1 What an accomplice may be doing : ABETTING
2 Wild and crazy : MANIACAL
3 Second person? : ALTER EGO
4 Gritty films, informally : NOIRS
5 Ironically, they live on every continent except Antarctica : ANTS
6 Seasoning for une omelette : SEL
7 Item of cookware : SKILLET
8 Most common Korean surname after Kim : LEE
9 In any way : AT ALL
10 Actress Janet with a Tony, Drama Desk and Olivier Award : MCTEER
11 Eastern faith : SHINTO
13 Like some questions : YES/NO
14 Rod on reels : STEIGER
15 Brewmaster’s need : YEAST
20 It’s a sign : HARBINGER
23 West Coast air hub, for short : SFO
26 Stationary : INERT
27 Scout leader? : TONTO
30 Aladdin’s sidekick : ABU
32 Opposite of paleo- : NEO-
34 Bookstore section : FANTASY
36 Like fruit on a tree : UNPICKED
37 Kept a close eye (on) : RODE HERD
38 Football offense … or a hint to six answers in this puzzle : OFFSIDES or OFF SIDES
40 Brew with a red triangle logo : BASS ALE
41 Racer Unser and son : ALS
42 Words before wish or were : AS YOU …
43 Siberian land feature : STEPPE
44 Like some pools and arguments : HEATED
46 Grand tales : EPICS
49 Threesome : TRIAD
51 Crooner with a ukulele : DON HO
54 Many a rescue : MUTT
56 Med. diagnostic : MRI
58 Mauna ___ : LOA

2 thoughts on “0509-19 NY Times Crossword 9 May 19, Thursday”
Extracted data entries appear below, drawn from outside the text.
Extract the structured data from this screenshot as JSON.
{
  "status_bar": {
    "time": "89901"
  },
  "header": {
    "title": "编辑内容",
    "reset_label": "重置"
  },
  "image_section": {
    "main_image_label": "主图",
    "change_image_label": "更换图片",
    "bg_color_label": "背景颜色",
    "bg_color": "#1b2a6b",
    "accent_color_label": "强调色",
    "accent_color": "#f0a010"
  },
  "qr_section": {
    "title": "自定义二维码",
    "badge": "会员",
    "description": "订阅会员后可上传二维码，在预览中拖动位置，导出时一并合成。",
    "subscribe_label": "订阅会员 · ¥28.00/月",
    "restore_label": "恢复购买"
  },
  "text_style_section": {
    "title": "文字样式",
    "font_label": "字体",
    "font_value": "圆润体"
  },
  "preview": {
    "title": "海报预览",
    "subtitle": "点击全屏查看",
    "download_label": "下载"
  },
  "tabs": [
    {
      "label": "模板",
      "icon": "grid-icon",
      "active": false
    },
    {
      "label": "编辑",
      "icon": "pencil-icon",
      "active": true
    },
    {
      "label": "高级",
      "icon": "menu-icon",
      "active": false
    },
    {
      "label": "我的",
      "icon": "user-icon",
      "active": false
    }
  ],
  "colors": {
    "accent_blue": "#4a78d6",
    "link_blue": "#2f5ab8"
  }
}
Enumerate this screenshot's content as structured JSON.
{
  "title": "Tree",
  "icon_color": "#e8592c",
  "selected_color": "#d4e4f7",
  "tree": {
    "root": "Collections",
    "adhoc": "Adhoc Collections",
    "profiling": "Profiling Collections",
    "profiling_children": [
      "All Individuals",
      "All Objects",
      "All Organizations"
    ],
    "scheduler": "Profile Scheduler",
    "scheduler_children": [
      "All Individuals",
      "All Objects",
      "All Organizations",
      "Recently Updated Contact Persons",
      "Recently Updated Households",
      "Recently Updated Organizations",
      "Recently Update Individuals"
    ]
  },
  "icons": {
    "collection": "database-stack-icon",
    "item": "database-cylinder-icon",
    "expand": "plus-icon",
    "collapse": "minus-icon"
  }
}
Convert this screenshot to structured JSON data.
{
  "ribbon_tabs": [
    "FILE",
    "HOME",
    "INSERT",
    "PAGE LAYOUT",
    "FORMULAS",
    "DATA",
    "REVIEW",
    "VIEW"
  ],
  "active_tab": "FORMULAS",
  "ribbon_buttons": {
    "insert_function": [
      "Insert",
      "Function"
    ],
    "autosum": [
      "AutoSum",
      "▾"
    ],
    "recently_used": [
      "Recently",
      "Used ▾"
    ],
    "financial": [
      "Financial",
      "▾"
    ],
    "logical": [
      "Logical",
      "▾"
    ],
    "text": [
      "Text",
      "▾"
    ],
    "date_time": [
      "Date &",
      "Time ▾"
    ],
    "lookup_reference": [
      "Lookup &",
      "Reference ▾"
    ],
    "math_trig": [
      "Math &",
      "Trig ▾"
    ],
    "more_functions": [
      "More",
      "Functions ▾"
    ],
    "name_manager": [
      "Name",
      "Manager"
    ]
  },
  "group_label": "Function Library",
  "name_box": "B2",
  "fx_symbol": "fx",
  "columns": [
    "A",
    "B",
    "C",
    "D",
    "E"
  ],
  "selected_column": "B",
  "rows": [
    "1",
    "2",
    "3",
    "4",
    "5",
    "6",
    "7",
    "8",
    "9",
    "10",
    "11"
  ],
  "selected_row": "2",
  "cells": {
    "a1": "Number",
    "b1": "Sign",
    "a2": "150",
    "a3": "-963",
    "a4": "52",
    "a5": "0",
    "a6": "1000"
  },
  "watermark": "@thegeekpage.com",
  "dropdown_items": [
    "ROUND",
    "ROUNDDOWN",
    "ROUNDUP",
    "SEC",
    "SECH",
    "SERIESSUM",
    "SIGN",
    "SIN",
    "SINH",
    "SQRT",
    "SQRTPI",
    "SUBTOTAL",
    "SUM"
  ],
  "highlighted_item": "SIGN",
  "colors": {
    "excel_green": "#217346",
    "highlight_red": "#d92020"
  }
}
  1. 24:21 after correcting a one-square error at the intersection of 10D and 21A (the names of two actresses I’d never heard of). That was my last square and I tried “I” before “E” (maybe because there was no “C” in sight? … 😜).

    I have to say that the theme in this one somehow threw me off a bit: I kept wanting to make something out of the letters on the ends of the theme entries (BYSYITTOUYSE). Maybe it’s because I had just spent a couple of hours on some really boring paperwork. My bad … 😳.

  2. 30:21. I got the theme, but I was also thinking the extraneous letters would spell something out or have some meaning. Sometimes it’s best to keep things simple in your head.

    I remember RODE HERD from another puzzle, but I’ve still never heard the expression.